Open tadgh opened 4 months ago
Modern sql has added the ANY keyword, that is like IN, but more general. It modifies a comparison, and distributes it over either an array or a select. So
select r.id from hfj_resource r
where r.fhir_id in ('force1', 'force2')
is equivalent to
select r.id from hfj_resource r
where r.fhir_id = any ({'force1', 'force2'})
-- note {} is the postgres syntax for literal arrays
In JDBC, these have different bind parameters. The IN cause requires one bind for each value, but for the ANY clause, since the value is a single array, it is a single param.
select r.id from hfj_resource r
where r.fhir_id in (?,?)
requires java like
var stmt = con.prepareStatement("select r.id from hfj_resource r where r.fhir_id in (?,?,?)");
stmt.setString(1,"force1");
stmt.setString(2,"force2");
but the ANY is more like
var sqlArray = con.createArrayOf('varchar2', new String[]{'force1', 'force2'});
var stmt = con.prepareStatement("select r.id from hfj_resource r where r.fhir_id = ANY(?)");
stmt.setArray(1,sqlArray);
See https://www.postgresql.org/docs/8.2/functions-subquery.html#AEN13969
Supported on H2, Oracle, Postgres, Sql Server, and MySql.
Current query chunker breaking where clauses into chunks of 800 (see https://github.com/hapifhir/hapi-fhir/blob/bab282344b627935fd94c245d8f594d6e13c8650/hapi-fhir-jpaserver-base/src/main/java/ca/uhn/fhir/jpa/util/QueryChunker.java#L43-L43) Causes some problems when interacting with Hibernate search.

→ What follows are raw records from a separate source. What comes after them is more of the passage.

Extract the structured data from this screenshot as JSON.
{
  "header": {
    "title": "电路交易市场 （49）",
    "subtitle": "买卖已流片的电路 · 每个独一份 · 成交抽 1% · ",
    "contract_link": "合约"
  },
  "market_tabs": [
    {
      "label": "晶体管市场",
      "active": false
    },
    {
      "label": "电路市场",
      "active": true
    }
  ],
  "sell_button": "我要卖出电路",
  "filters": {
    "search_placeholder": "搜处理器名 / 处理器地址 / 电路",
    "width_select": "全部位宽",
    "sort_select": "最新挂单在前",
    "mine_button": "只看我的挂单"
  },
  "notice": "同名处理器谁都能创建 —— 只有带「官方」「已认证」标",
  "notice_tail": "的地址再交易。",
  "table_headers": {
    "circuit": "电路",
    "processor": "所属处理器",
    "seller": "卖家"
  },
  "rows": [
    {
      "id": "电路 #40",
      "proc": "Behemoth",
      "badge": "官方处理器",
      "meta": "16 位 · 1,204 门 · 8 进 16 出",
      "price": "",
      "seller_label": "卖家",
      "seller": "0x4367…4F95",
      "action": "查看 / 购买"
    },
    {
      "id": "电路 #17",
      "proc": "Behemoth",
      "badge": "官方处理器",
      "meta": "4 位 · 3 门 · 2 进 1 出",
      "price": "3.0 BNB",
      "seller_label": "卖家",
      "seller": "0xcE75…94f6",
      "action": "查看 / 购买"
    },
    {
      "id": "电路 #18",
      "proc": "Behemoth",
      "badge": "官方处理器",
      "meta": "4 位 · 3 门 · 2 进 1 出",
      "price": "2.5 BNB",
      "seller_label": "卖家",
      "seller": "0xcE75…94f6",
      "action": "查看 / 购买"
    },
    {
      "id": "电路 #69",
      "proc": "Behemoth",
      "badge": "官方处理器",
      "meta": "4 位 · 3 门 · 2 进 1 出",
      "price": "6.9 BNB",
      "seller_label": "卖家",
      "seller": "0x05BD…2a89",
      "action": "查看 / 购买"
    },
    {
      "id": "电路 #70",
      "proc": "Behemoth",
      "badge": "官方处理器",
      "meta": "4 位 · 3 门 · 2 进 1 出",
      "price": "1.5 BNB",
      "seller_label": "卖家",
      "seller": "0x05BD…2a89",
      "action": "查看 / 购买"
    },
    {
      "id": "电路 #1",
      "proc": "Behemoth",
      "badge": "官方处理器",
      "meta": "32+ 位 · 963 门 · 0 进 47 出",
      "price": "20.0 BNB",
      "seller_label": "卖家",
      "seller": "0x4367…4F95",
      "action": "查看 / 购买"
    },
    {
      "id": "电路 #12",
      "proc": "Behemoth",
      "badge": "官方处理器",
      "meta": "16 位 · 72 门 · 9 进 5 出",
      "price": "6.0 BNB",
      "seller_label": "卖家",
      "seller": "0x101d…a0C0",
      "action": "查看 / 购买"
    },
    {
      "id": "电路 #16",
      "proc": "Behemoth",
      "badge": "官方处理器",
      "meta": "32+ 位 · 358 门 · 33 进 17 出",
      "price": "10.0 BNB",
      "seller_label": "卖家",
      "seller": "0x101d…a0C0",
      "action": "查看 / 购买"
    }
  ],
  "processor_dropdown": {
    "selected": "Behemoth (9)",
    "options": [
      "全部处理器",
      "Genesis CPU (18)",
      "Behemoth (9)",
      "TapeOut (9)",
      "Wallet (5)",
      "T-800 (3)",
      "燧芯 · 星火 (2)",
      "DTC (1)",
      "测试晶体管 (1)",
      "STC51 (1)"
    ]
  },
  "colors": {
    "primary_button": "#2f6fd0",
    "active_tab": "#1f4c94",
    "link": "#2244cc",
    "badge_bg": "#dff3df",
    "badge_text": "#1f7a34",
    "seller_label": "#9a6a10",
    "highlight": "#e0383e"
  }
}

One specific example is that if you are doing a
?PractitionerRole?_text=abc&sort=practitioner.family
, this will not work, as the pre-fetch of PIDS comes from elastic, which may be >800. Multiple iterations of the sort against the database will sort those individual 800-pid chunks, but then you are left with glueing the chunks back together, and they are no longer sorted, e.g.consider these 2 chunks (imagine our maximum chunk size is 4 instead of 800) Elasticsearch Returns:
[a, f, z, o, i, b, r, k, p, b, v, s]
Broken into 3 chunks:
[a, f, z, o]
[i, b, r, k]
[p, b, v, s]
Then the database sorts them
[a, f, o, z]
[b, i, k, r]
[b, p, s v]
^-- all are in order, but then it combines them back:
[a, f, o, z, b, i, k, r, b, p, s v]
which is not sorted.
If we didnt have this
WHERE ID IN (800 pids)
clause, we would eliminate this class of problem.